Color variation of leaves, fruits and other organs during plant growth and development has been the focus of extensive research, especially the coloring mechanism. Brightly colored, beautiful leaf color, rich fruit color, beautiful plant type, Malus crabapple is a good research material to explore the mechanism of plant coloration. Simplicity, rapidity and high silencing efficiency, VIGS is very suitable for high-throughput of plant gene functional analysis.

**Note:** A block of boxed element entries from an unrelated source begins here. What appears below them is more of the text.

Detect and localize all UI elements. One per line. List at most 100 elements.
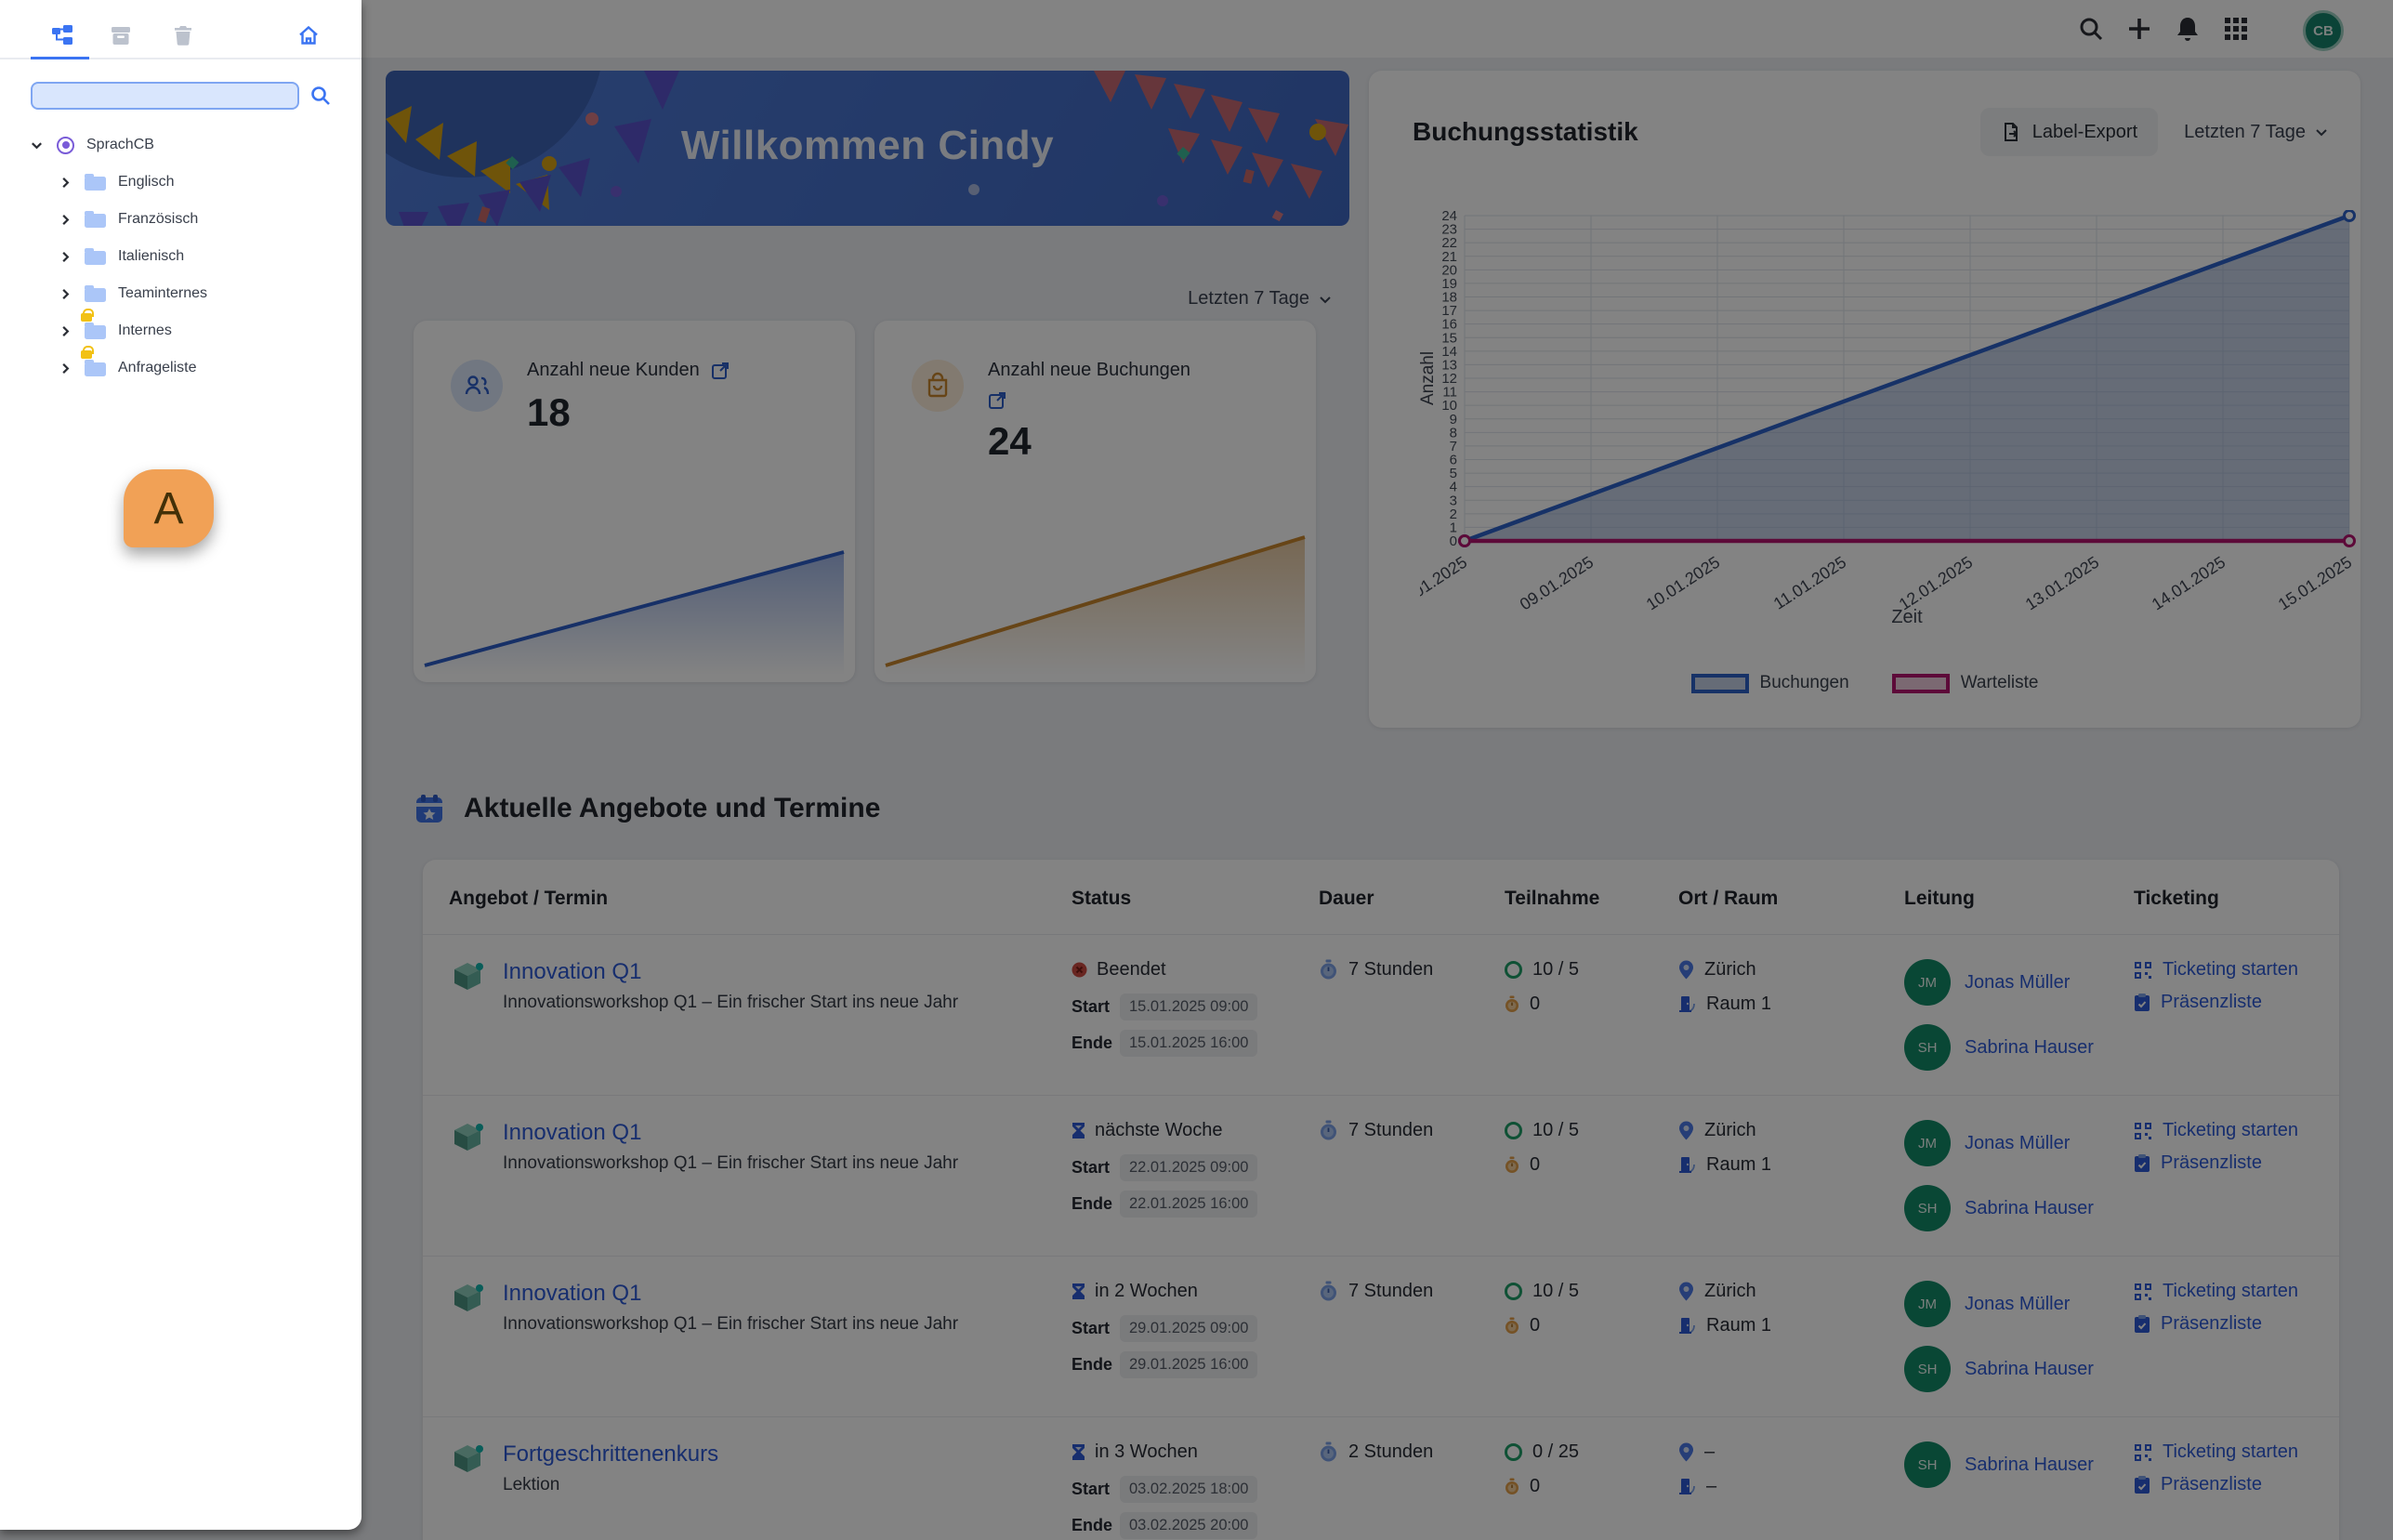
status-label: in 3 Wochen — [1095, 1441, 1198, 1462]
svg-text:13: 13 — [1441, 357, 1457, 373]
status-label: in 2 Wochen — [1095, 1281, 1198, 1301]
chevron-right-icon[interactable] — [59, 324, 72, 338]
sidebar-tree-item[interactable]: Anfrageliste — [0, 346, 362, 387]
search-icon[interactable] — [310, 86, 331, 106]
legend-item[interactable]: Buchungen — [1690, 673, 1849, 693]
svg-text:8: 8 — [1450, 425, 1457, 441]
tree-item-label: Teaminternes — [118, 285, 208, 301]
chevron-right-icon[interactable] — [59, 362, 72, 375]
sidebar-tree-item[interactable]: Italienisch — [0, 238, 362, 275]
svg-text:3: 3 — [1450, 493, 1457, 508]
chevron-down-icon[interactable] — [30, 138, 44, 152]
attendance-list-link[interactable]: Präsenzliste — [2134, 1474, 2339, 1495]
offer-name-link[interactable]: Innovation Q1 — [503, 959, 642, 984]
table-row: Innovation Q1 Innovationsworkshop Q1 – E… — [423, 1096, 2339, 1257]
sidebar-search — [0, 82, 362, 110]
svg-text:9: 9 — [1450, 412, 1457, 428]
leader-entry[interactable]: JM Jonas Müller — [1904, 959, 2134, 1006]
apps-grid-icon[interactable] — [2223, 16, 2249, 42]
booked-ring-icon — [1505, 1122, 1522, 1139]
leader-entry[interactable]: JM Jonas Müller — [1904, 1281, 2134, 1327]
ticketing-start-link[interactable]: Ticketing starten — [2134, 1281, 2339, 1302]
svg-text:6: 6 — [1450, 453, 1457, 468]
svg-text:15: 15 — [1441, 330, 1457, 346]
leader-entry[interactable]: SH Sabrina Hauser — [1904, 1024, 2134, 1071]
location-city: Zürich — [1704, 1120, 1756, 1140]
notifications-bell-icon[interactable] — [2175, 16, 2201, 42]
legend-item[interactable]: Warteliste — [1891, 673, 2038, 693]
room-door-icon — [1679, 1157, 1695, 1173]
trash-tab-icon[interactable] — [172, 24, 194, 46]
sidebar-tree-item[interactable]: Internes — [0, 309, 362, 349]
external-link-icon[interactable] — [711, 361, 730, 380]
package-cube-icon — [454, 1124, 483, 1151]
column-header: Leitung — [1904, 888, 1975, 909]
ticketing-start-label: Ticketing starten — [2163, 1120, 2298, 1140]
chevron-right-icon[interactable] — [59, 213, 72, 227]
clipboard-check-icon — [2135, 994, 2150, 1011]
offer-name-link[interactable]: Innovation Q1 — [503, 1281, 642, 1306]
chart-period-dropdown[interactable]: Letzten 7 Tage — [2184, 122, 2329, 143]
participation-booked: 0 / 25 — [1532, 1441, 1580, 1462]
booked-ring-icon — [1505, 1443, 1522, 1461]
status-hourglass-icon — [1072, 1123, 1085, 1139]
svg-text:7: 7 — [1450, 439, 1457, 454]
add-icon[interactable] — [2126, 16, 2152, 42]
folder-icon — [85, 174, 107, 191]
offer-name-link[interactable]: Fortgeschrittenenkurs — [503, 1441, 719, 1467]
start-value: 22.01.2025 09:00 — [1120, 1154, 1258, 1181]
search-input[interactable] — [31, 82, 299, 110]
leader-entry[interactable]: SH Sabrina Hauser — [1904, 1185, 2134, 1231]
participation-waitlist: 0 — [1530, 1476, 1541, 1496]
chevron-right-icon[interactable] — [59, 176, 72, 190]
external-link-icon[interactable] — [988, 390, 1007, 410]
svg-text:2: 2 — [1450, 507, 1457, 522]
archive-tab-icon[interactable] — [110, 24, 132, 46]
folder-icon — [85, 211, 107, 228]
attendance-list-link[interactable]: Präsenzliste — [2134, 1313, 2339, 1335]
sidebar-tree-item[interactable]: Französisch — [0, 201, 362, 238]
tree-root-sprachcb[interactable]: SprachCB — [0, 126, 362, 164]
user-avatar[interactable]: CB — [2303, 10, 2344, 51]
qr-ticket-icon — [2135, 961, 2151, 979]
ticketing-start-label: Ticketing starten — [2163, 1281, 2298, 1301]
clipboard-check-icon — [2135, 1154, 2150, 1172]
column-header: Status — [1072, 888, 1132, 909]
bookings-line-chart: 0123456789101112131415161718192021222324… — [1420, 210, 2356, 627]
chevron-right-icon[interactable] — [59, 287, 72, 301]
svg-text:Anzahl: Anzahl — [1420, 351, 1438, 405]
sidebar-tree-item[interactable]: Englisch — [0, 164, 362, 201]
home-tab-icon[interactable] — [297, 24, 320, 46]
leader-avatar: JM — [1904, 1120, 1951, 1166]
end-value: 03.02.2025 20:00 — [1120, 1512, 1258, 1539]
participation-booked: 10 / 5 — [1532, 1281, 1580, 1301]
tree-view-tab-icon[interactable] — [51, 24, 73, 46]
label-export-button[interactable]: Label-Export — [1979, 108, 2159, 156]
leader-entry[interactable]: JM Jonas Müller — [1904, 1120, 2134, 1166]
ticketing-start-link[interactable]: Ticketing starten — [2134, 1441, 2339, 1463]
stats-period-dropdown[interactable]: Letzten 7 Tage — [1152, 288, 1333, 309]
leader-entry[interactable]: SH Sabrina Hauser — [1904, 1441, 2134, 1488]
booking-statistics-panel: Buchungsstatistik Label-Export Letzten 7… — [1369, 71, 2360, 728]
offer-name-link[interactable]: Innovation Q1 — [503, 1120, 642, 1145]
ticketing-start-link[interactable]: Ticketing starten — [2134, 1120, 2339, 1141]
folder-icon — [81, 346, 107, 376]
clipboard-check-icon — [2135, 1315, 2150, 1333]
annotation-marker-a[interactable]: A — [124, 469, 214, 547]
sidebar-tree-item[interactable]: Teaminternes — [0, 275, 362, 312]
stats-period-label: Letzten 7 Tage — [1188, 288, 1309, 309]
package-cube-icon — [454, 1284, 483, 1311]
attendance-list-link[interactable]: Präsenzliste — [2134, 1152, 2339, 1174]
leader-entry[interactable]: SH Sabrina Hauser — [1904, 1346, 2134, 1392]
chevron-right-icon[interactable] — [59, 250, 72, 264]
search-icon[interactable] — [2078, 16, 2104, 42]
ticketing-start-link[interactable]: Ticketing starten — [2134, 959, 2339, 981]
end-label: Ende — [1072, 1194, 1113, 1213]
users-icon — [451, 360, 503, 412]
attendance-list-link[interactable]: Präsenzliste — [2134, 992, 2339, 1013]
participation-waitlist: 0 — [1530, 1154, 1541, 1175]
leaders-cell: JM Jonas Müller SH Sabrina Hauser — [1904, 1281, 2134, 1392]
svg-text:22: 22 — [1441, 235, 1457, 251]
offers-section-title: Aktuelle Angebote und Termine — [464, 793, 881, 823]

Firstly, VIGS system was established and optimized in spring-red-leaf cultivar ’Red Begonia’. Secondly, to verify the optimized protocol, we silenced McMYB10, McMYB16 gene in ever-red-leaf cultivar ’Royalty’ and ever-green-leaf ’Flame’ plantlets and fruitlets, repectively. Flavonoid contents, for example anthocyanin, McMYB10, McMYB16 and related genes expression were measured. Finally, we verified functions of McMYB10 and McMYB16 in heterologous tobacco and strawberry, repectively. The main results are as follows:1, To construct TRV2-McMYB10 and TRV2-McMYB16 vector, a pair of degenerate primers was designed from conserved regions of McMYB10, McMYB 16, respectively;2, The results of firstly silencing McMYB 10 in spring-red-leaf cultivar ’Red Begonia’ showed that stronger silencing occurred at lower temperatures 19℃ day/18℃ night and after higher vaccum pressure 0.09 MPa, with the condition of 60-80% RH, the light intensity 1800-2000 Lux, photoperiod 16h day/8h night.3, Compared with the control, coloration from green to red significantly delayed in cultivars ’Red Begonia’ and ’Royalty’ and systemic silencing phenotypes in ’Royalty’ fruitlets after silencing McMYB10; McMYB 10 expression and anthocyanin content were significantly decreased.4, Compared with the control, green turned to red in portions of ’Flame’ leaves and fruitlets and McMYB16 expression was significantly decreased, while anthocyanin content was increased after silencing McMYB 16.5, In the silenced tissues, the presence of TRV1 and TRV2 were detected by semi-quantitative RT-PCR, and GFP was detected confocal laser scanning microscope.6, Overexpressing McMYB10 in heterologous tobacco significantly promoted anthocyanin accumulated of tobacco petals; and silencing McMYB16 in heterologous strawberries also promoted to accumulate anthocyanin in strawberries.